The quiet achievement of Branagh’s film is its restraint—he doesn’t seem to be settling any long-simmering personal scores. Buddy and his family—mother (a splendid Caitriona Balfe, of Outlander), father (Jamie Dornan, now fully emerged from the 50 Shades of Grey pictures) and older brother (Lewis McAskie)—are the prism through which we watch the ugliness unfolding all around them. Branagh doesn’t play the terrorism here for excitement—we only see the bomb-throwers lurking about the town trying to recruit other men to their cause. One of the men tells Buddy, “Tell your dad I expect to hear form him soon,” or he will be hearing from him. Buddy’s grandfather (Ciarán Hinds, another Belfast native) counsels extreme caution. He said, “Next time, they’ll send someone serious.” You should go to the moon.

Buddy’s father is not called Pa in this movie. His mother, Ma is called Ma. He resists rebels’ pressures to become a member of them. They are actually pushing Buddy closer to the UK’s highest unemployment rate, Ireland. He is already being forced to work as a carpenter for several weeks in England. This is the closest place that he has any job opportunities. The idea of him leaving Belfast, the place he and his husband spent all their lives together is causing her grief. However, he has a growing desire to leave and, upon his return from work, brings along enticing travel brochures for Australia or Canada.

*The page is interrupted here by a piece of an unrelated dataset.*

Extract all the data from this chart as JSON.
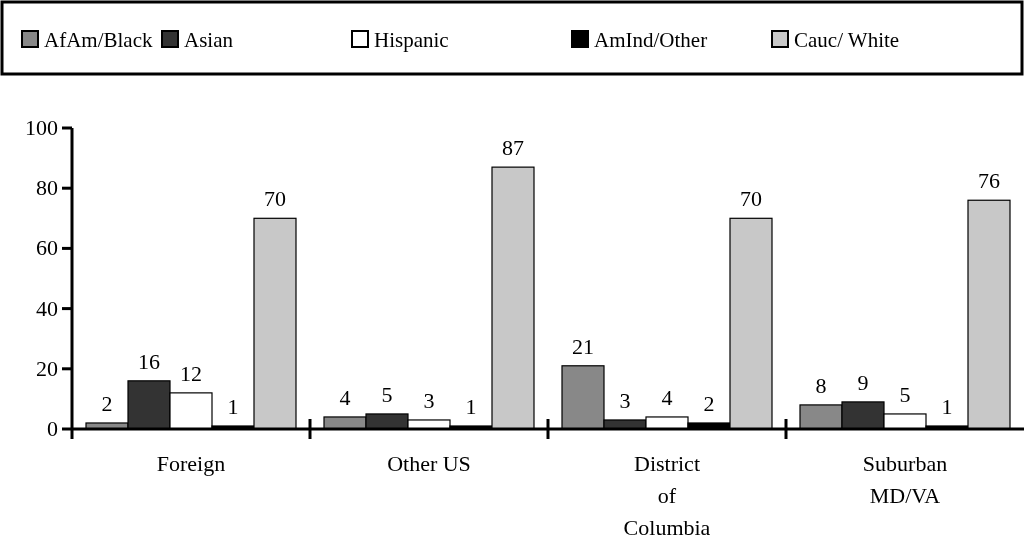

Branagh uses pungent details and vivid descriptions to portray the terror surrounding the Irish conflagration. An older gangster named Moira (Lara McDonnell) lures Buddy into the looting at a Catholic grocery store. He returns to his mother with a box of stolen laundry soap. His infuriated mom marches him back to the shop to get it on the shelf. However, a man stops her from returning to the store with the stolen soap. He tells her that “That’s certainly not our message.” Branagh also contrasts the havoc caused by the grownups in the story with the gentler concerns of childhood: Buddy is infatuated with a girl in his class at school—a little blonde angel named Catherine (Olive Tennant)—and when he announces his ambition to marry her someday, his grandfather offers sweet, if unrealistic, encouragement.

Branagh includes a couple of personal references. Buddy is a blossoming movie buff—we see him at a theatre with his grandmother (Judi Dench: a Brit, but half-Irish) watching the 1968 fantasy film Chitty Chitty Bang BangThis is why the movie’s otherwise black-and-white rendering briefly switches to Technicolor. We also see Buddy, who is a huge fan of American comic books. He’s absorbed into a copy. Thor (foreshadowing Branagh’s own directorial involvement in the first of Marvel’s ThorFilms

Branagh’s movie conveys an intimate feeling of place and time with a lot of old and new Van Morrison music (another Belfaster), without getting too sweaty about it. The main question is: Can Buddy and his family survive the chaos that surrounds them? Branagh, it seems, was able to get out.